One of the few summer Oscar films has shown itself. It's called The Help, a film based on a novel has been admiringly compared to To Kill a Mockingbird. So, this film version has a lot to live up to.
Aibileen (Viola Davis) and Minny (Octavia Spencer) are black women in 1960's Jackson, Mississipi. They don't get much opportunities except being housekeepers for white families (or as the Southern folks call 'em, The Help). Their lives have been tough and nasty priss Hilly Holbrook (Bryce Dallas Howard), social leader of Jackson and Minny's ex-employer, plans to make them tougher.
Meanwhile, "Skeeter" Phelan (Emma Stone) has just got her first job at the Jackson Journal. Inspired by the abrupt retirement of her own longtime Help Constantine (Cicely Tyson), she decides to write a book "from the point-of-view of The Help." For this, she meets Aibileen and Minny and others willing to cross the line to get their views across.

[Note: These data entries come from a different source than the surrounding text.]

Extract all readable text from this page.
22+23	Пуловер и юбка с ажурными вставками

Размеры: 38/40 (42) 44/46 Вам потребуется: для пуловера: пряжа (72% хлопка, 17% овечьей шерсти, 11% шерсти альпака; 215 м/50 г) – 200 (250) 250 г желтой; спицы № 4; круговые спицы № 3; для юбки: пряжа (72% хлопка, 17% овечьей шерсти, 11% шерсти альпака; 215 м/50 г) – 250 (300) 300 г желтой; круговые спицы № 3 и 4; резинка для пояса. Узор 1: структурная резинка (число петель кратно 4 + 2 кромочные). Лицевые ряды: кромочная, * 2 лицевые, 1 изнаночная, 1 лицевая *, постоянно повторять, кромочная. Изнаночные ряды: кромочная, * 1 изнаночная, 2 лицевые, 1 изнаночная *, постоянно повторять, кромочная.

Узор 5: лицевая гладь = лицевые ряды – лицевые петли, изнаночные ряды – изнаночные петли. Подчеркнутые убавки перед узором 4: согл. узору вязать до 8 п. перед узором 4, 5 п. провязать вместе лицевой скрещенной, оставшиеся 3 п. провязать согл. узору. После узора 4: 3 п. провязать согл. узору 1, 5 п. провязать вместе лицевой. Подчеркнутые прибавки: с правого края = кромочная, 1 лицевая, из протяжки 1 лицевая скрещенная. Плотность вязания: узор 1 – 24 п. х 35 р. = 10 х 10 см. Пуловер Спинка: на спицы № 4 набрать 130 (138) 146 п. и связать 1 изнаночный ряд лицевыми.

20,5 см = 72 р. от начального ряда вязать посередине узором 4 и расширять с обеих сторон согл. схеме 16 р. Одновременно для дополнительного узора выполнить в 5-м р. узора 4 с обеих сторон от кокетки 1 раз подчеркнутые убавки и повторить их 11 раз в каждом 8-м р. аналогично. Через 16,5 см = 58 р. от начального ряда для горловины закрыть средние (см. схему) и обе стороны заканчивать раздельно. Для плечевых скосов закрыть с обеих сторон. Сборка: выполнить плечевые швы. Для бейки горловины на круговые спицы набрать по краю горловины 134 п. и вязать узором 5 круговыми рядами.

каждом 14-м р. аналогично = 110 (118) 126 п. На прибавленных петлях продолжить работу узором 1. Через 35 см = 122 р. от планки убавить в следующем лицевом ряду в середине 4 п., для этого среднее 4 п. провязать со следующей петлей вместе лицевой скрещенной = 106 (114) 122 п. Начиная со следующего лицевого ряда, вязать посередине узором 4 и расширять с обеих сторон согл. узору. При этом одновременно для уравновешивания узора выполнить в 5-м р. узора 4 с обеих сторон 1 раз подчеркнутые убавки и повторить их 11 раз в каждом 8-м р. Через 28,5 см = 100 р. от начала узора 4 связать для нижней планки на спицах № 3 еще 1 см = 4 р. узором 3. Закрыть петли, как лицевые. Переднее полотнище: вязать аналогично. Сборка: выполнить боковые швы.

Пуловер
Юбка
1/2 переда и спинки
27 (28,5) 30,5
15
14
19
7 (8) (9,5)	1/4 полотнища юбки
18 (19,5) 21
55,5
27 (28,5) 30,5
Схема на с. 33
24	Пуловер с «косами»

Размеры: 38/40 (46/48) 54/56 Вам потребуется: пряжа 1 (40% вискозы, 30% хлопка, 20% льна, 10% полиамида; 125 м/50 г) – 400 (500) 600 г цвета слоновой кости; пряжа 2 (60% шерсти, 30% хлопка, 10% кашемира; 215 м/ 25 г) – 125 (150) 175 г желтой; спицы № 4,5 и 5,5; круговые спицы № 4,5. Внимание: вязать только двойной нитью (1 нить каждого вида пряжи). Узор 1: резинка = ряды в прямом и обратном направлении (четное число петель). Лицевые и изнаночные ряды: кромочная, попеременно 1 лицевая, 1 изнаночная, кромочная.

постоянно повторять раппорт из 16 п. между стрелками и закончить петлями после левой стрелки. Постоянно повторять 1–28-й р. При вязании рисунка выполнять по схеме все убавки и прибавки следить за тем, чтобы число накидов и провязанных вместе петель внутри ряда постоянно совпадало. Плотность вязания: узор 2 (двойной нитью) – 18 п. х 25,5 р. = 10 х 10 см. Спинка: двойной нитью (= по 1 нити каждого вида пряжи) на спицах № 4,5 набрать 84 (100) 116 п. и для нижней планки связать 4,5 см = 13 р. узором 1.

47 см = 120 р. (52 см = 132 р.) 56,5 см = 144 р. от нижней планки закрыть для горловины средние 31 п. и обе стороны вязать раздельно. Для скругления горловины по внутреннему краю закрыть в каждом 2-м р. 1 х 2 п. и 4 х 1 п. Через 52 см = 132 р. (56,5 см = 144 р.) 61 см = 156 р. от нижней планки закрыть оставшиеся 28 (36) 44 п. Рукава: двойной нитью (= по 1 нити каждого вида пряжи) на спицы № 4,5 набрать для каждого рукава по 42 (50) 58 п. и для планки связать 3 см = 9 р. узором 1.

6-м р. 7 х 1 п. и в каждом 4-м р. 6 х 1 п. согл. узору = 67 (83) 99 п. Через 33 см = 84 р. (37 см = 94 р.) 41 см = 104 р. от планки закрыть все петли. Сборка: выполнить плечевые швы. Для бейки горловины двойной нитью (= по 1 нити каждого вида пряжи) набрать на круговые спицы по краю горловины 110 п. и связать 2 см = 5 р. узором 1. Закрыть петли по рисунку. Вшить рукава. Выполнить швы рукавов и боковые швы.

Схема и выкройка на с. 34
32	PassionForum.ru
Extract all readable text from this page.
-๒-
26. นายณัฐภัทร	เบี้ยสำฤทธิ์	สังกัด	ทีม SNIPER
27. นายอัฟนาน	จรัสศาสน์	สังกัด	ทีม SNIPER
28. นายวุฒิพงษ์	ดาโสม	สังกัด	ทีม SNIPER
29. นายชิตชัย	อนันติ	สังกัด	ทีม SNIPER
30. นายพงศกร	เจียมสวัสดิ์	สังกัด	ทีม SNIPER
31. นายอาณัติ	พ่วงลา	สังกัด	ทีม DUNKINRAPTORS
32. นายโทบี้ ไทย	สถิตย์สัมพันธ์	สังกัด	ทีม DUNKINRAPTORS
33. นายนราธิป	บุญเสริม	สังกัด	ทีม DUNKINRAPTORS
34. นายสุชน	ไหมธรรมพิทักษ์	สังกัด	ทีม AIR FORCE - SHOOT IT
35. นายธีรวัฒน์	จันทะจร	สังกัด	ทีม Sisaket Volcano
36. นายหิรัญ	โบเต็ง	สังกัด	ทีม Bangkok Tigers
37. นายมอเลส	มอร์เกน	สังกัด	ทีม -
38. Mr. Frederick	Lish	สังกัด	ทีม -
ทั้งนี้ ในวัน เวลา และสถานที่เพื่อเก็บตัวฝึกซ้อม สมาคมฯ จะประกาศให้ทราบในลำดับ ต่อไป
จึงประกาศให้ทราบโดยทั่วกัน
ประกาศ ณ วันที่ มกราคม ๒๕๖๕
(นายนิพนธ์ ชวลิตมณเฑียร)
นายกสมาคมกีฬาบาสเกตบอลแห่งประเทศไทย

Written and directed by first-timer Tate Taylor (an actor who recently starred in Winter's Bone), The Help is a greatly done dramedy. It avoids all the potential preechiness of Oscar-Bait melodrama while it doesn't let a few crude jokes pull it down. Yes, a few jokes were crude, but amazingly they were still funny.
What makes it work in its favor is its ensemble cast. As the leads, Davis, Spencer and Stone guide the film perfectly all the way through. The supporting actors are well-cast too, especially Sissy Spacek as Hilly's more liberal mother.
It's a film that'll definitely connect with older folks than with younger ones. But at least give it a try and hope you can get a good seat for the action.
Jethro's Note: My theater was PACKED. I had to sit near the bottom.